Kaçıklık değil mi bu insanın yapması gerektiğine karşı?

Ama eskiden daha az ressamdım, şimdi tam ressam olduğumu duyuyorum, resim benim için tavşan avı tiryakilerine olduğu gibi bir keyiftir, keyif için yapıyorum.

Dikkâtim keskinleşiyor, elim daha emin.

Onun için resmimin ilerde daha iyi olacağı konusunda sana güven vermeye cesaret ediyorum. Başka bir şeyim kalmadı çünkü.

Goncourt'da okudun mu: Jules Depre'yi de kaçık sayarlarmış.

Jules Depre kendisine para veren bir resim meraklısı bulmuştu. Ben de bulsam da sana bu kadar yük olmasam artık!

Buraya gelirken geçirdiğim krizden sonra, ne plân yapabiliyorum ne bir şey. Şimdi epey daha iyiyim, ama umudum ve başarı isteğim kırıldı; kendimi zorlayarak çalışıyorum, manen bu kadar çile çekmemek için, oyalanmak için.

"Bununla mı kalıyor yoksa daha da ötesi var mı? Ressamın hayatında ölüm belki de en zor şey değil.

Ben bu işleri hiç anlamadığımı açıkça söylüyorum, ama yıldızları görünce derin düşüncelere dalıyorum, nasıl ki haritalarda ufacık kara, noktalarla gösterilen şehirler ve köylere bakınca safça düşlere dalıyorsam ansızın.

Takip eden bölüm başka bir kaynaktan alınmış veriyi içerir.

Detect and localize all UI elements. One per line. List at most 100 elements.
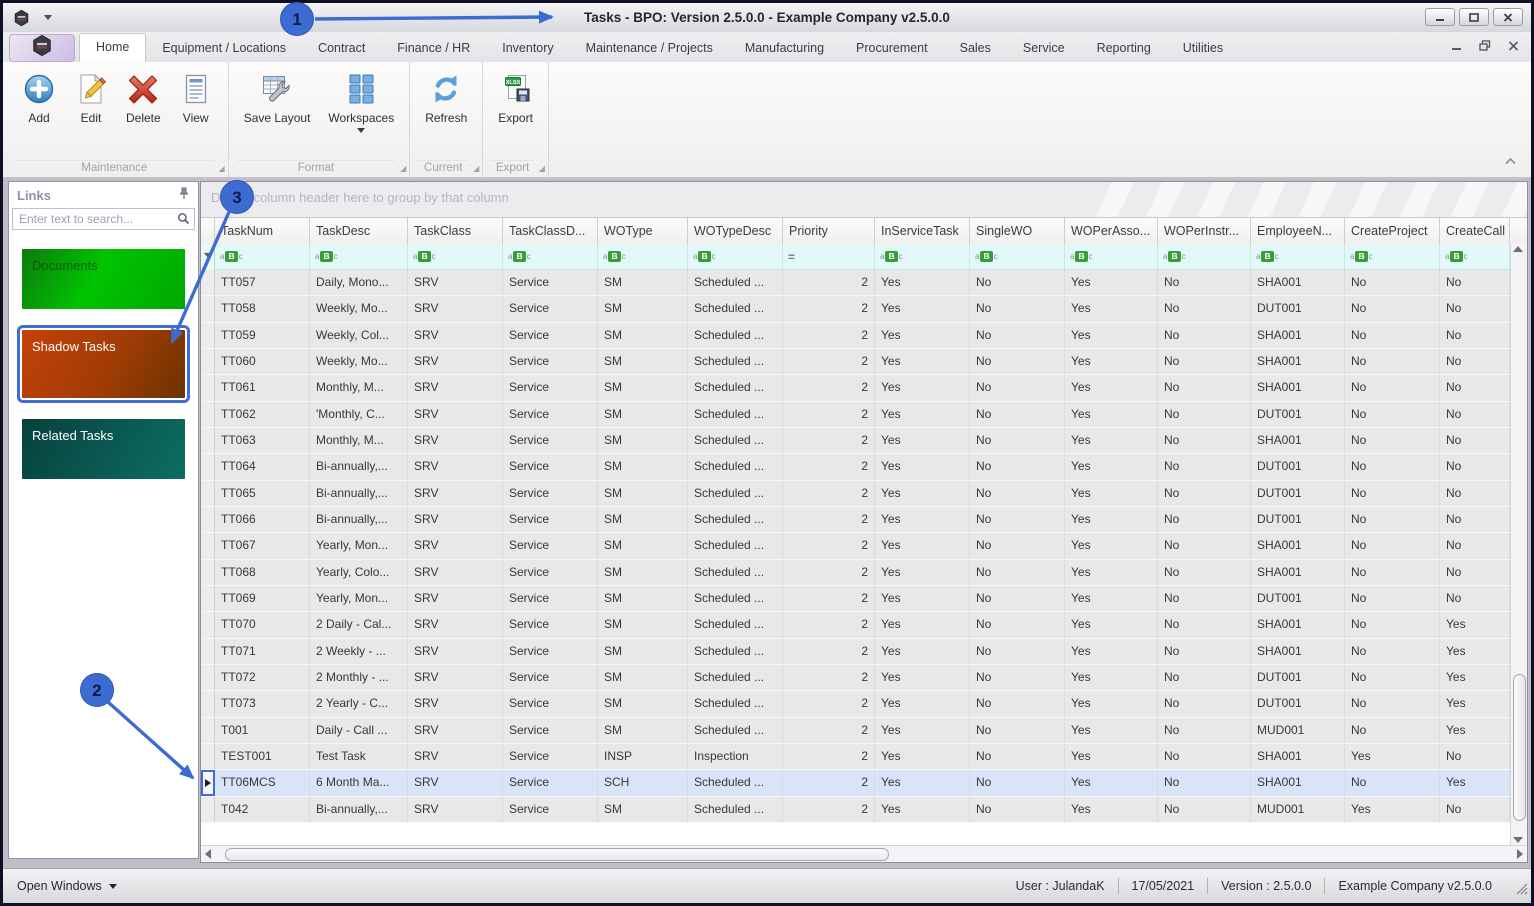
group-dialog-launcher-icon[interactable]: ◢ (473, 165, 479, 173)
tab-procurement[interactable]: Procurement (840, 35, 944, 62)
tab-utilities[interactable]: Utilities (1167, 35, 1239, 62)
filter-cell-tasknum[interactable]: aBc (215, 244, 310, 270)
link-tile-documents[interactable]: Documents (22, 249, 185, 309)
column-header-tasknum[interactable]: TaskNum (215, 218, 310, 245)
search-input[interactable] (12, 208, 195, 230)
table-row-TT072[interactable]: TT072 2 Monthly - ... SRV Service SM Schedule… (201, 664, 1510, 692)
column-header-createproject[interactable]: CreateProject (1345, 218, 1440, 245)
column-header-wotypedesc[interactable]: WOTypeDesc (688, 218, 783, 245)
table-row-T001[interactable]: T001 Daily - Call ... SRV Service SM Schedule… (201, 717, 1510, 744)
maximize-button[interactable] (1459, 8, 1489, 26)
scroll-down-icon[interactable] (1513, 837, 1523, 843)
column-header-taskclassd[interactable]: TaskClassD... (503, 218, 598, 245)
group-dialog-launcher-icon[interactable]: ◢ (219, 165, 225, 173)
column-header-taskdesc[interactable]: TaskDesc (310, 218, 408, 245)
add-button[interactable]: Add (13, 67, 65, 125)
table-row-TT073[interactable]: TT073 2 Yearly - C... SRV Service SM Schedule… (201, 691, 1510, 718)
column-header-employeen[interactable]: EmployeeN... (1251, 218, 1345, 245)
link-tile-related-tasks[interactable]: Related Tasks (22, 419, 185, 479)
table-row-TT068[interactable]: TT068 Yearly, Colo... SRV Service SM Schedule… (201, 559, 1510, 586)
group-dialog-launcher-icon[interactable]: ◢ (539, 165, 545, 173)
column-header-woperasso[interactable]: WOPerAsso... (1065, 218, 1158, 245)
group-dialog-launcher-icon[interactable]: ◢ (400, 165, 406, 173)
horizontal-scrollbar[interactable] (201, 845, 1527, 862)
tab-reporting[interactable]: Reporting (1081, 35, 1167, 62)
link-tile-shadow-tasks[interactable]: Shadow Tasks (17, 325, 190, 403)
column-header-woperinstr[interactable]: WOPerInstr... (1158, 218, 1251, 245)
save-layout-button[interactable]: Save Layout (235, 67, 320, 125)
column-header-inservicetask[interactable]: InServiceTask (875, 218, 970, 245)
table-row-TT065[interactable]: TT065 Bi-annually,... SRV Service SM Schedule… (201, 480, 1510, 507)
vertical-scrollbar-thumb[interactable] (1513, 674, 1526, 821)
filter-cell-woperasso[interactable]: aBc (1065, 244, 1158, 270)
tab-equipment-locations[interactable]: Equipment / Locations (146, 35, 302, 62)
tab-service[interactable]: Service (1007, 35, 1081, 62)
column-header-createcall[interactable]: CreateCall (1440, 218, 1510, 245)
table-row-TT06MCS[interactable]: TT06MCS 6 Month Ma... SRV Service SCH Schedul… (201, 770, 1510, 797)
column-header-wotype[interactable]: WOType (598, 218, 688, 245)
table-row-TT066[interactable]: TT066 Bi-annually,... SRV Service SM Schedule… (201, 506, 1510, 534)
filter-cell-inservicetask[interactable]: aBc (875, 244, 970, 270)
quick-access-dropdown-icon[interactable] (44, 15, 52, 20)
workspaces-button[interactable]: Workspaces (319, 67, 403, 133)
mdi-close-icon[interactable] (1508, 40, 1519, 51)
table-row-TT069[interactable]: TT069 Yearly, Mon... SRV Service SM Scheduled… (201, 585, 1510, 613)
filter-cell-taskclassd[interactable]: aBc (503, 244, 598, 270)
filter-cell-taskdesc[interactable]: aBc (310, 244, 408, 270)
table-row-TT061[interactable]: TT061 Monthly, M... SRV Service SM Scheduled … (201, 375, 1510, 402)
minimize-button[interactable] (1425, 8, 1455, 26)
table-row-TT059[interactable]: TT059 Weekly, Col... SRV Service SM Scheduled… (201, 322, 1510, 349)
tab-contract[interactable]: Contract (302, 35, 381, 62)
vertical-scrollbar[interactable] (1510, 244, 1527, 845)
scroll-left-icon[interactable] (205, 849, 211, 859)
edit-button[interactable]: Edit (65, 67, 117, 125)
mdi-minimize-icon[interactable] (1451, 41, 1462, 51)
column-header-taskclass[interactable]: TaskClass (408, 218, 503, 245)
table-row-TT063[interactable]: TT063 Monthly, M... SRV Service SM Scheduled … (201, 427, 1510, 455)
filter-cell-singlewo[interactable]: aBc (970, 244, 1065, 270)
export-button[interactable]: XLSX Export (489, 67, 542, 125)
open-windows-button[interactable]: Open Windows (3, 879, 117, 893)
tab-manufacturing[interactable]: Manufacturing (729, 35, 840, 62)
tab-inventory[interactable]: Inventory (486, 35, 569, 62)
table-row-TT057[interactable]: TT057 Daily, Mono... SRV Service SM Scheduled… (201, 270, 1510, 297)
close-button[interactable] (1493, 8, 1523, 26)
scroll-up-icon[interactable] (1513, 246, 1523, 252)
mdi-restore-icon[interactable] (1479, 40, 1491, 51)
collapse-ribbon-icon[interactable] (1504, 157, 1517, 169)
table-row-TT060[interactable]: TT060 Weekly, Mo... SRV Service SM Scheduled … (201, 348, 1510, 376)
table-row-TT067[interactable]: TT067 Yearly, Mon... SRV Service SM Scheduled… (201, 533, 1510, 560)
search-icon[interactable] (177, 212, 190, 230)
table-row-T042[interactable]: T042 Bi-annually,... SRV Service SM Scheduled… (201, 796, 1510, 823)
refresh-button[interactable]: Refresh (416, 67, 476, 125)
column-header-singlewo[interactable]: SingleWO (970, 218, 1065, 245)
filter-cell-wotype[interactable]: aBc (598, 244, 688, 270)
column-header-priority[interactable]: Priority (783, 218, 875, 245)
tab-finance-hr[interactable]: Finance / HR (381, 35, 486, 62)
table-row-TT064[interactable]: TT064 Bi-annually,... SRV Service SM Schedule… (201, 454, 1510, 481)
delete-button[interactable]: Delete (117, 67, 170, 125)
application-button[interactable] (9, 34, 75, 62)
tab-sales[interactable]: Sales (944, 35, 1007, 62)
horizontal-scrollbar-thumb[interactable] (225, 848, 889, 861)
filter-cell-priority[interactable]: = (783, 244, 875, 270)
group-by-panel[interactable]: Drag a column header here to group by th… (201, 182, 1527, 217)
table-row-TT071[interactable]: TT071 2 Weekly - ... SRV Service SM Scheduled… (201, 638, 1510, 665)
table-row-TT062[interactable]: TT062 'Monthly, C... SRV Service SM Scheduled… (201, 401, 1510, 428)
scroll-right-icon[interactable] (1517, 849, 1523, 859)
filter-funnel-icon[interactable] (201, 244, 215, 270)
table-row-TEST001[interactable]: TEST001 Test Task SRV Service INSP Inspection… (201, 743, 1510, 771)
filter-cell-woperinstr[interactable]: aBc (1158, 244, 1251, 270)
app-logo-icon[interactable] (13, 9, 30, 27)
filter-cell-taskclass[interactable]: aBc (408, 244, 503, 270)
tab-home[interactable]: Home (79, 33, 147, 62)
filter-cell-employeen[interactable]: aBc (1251, 244, 1345, 270)
pin-icon[interactable] (178, 187, 190, 203)
filter-cell-wotypedesc[interactable]: aBc (688, 244, 783, 270)
table-row-TT070[interactable]: TT070 2 Daily - Cal... SRV Service SM Schedul… (201, 612, 1510, 639)
tab-maintenance-projects[interactable]: Maintenance / Projects (570, 35, 729, 62)
table-row-TT058[interactable]: TT058 Weekly, Mo... SRV Service SM Scheduled … (201, 296, 1510, 323)
resize-grip[interactable] (1516, 882, 1528, 900)
view-button[interactable]: View (170, 67, 222, 125)
filter-cell-createcall[interactable]: aBc (1440, 244, 1510, 270)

“Gökteki ışıklı noktalar niçin Fransa haritasındaki noktalardan daha az ulaşılır olsun bizim için ?” diyorum kendi kendime.

Tarascon ya da Rouen'a gitmek için trene bindiğimiz gibi, ölüme binip bir yıldıza mı gideriz ?

Bu düşünce sürecinde gerçek olan bir şey varsa, yaşadığım sürece bir yıldıza gidemediğimiz ve öldükten sonra da trene binemediğimizdir.

Yani demek istediğim şu ki vapurlar, otobüsler, trenler nasıl yeryüzünün taşıtlarıysa, koleranın, kum hastalığının, veremin, kanserin gök taşıtları olması pekâlâ mümkündür.

Rahat rahat ihtiyarlıktan ölmekse oraya yürüyerek gitmek olur."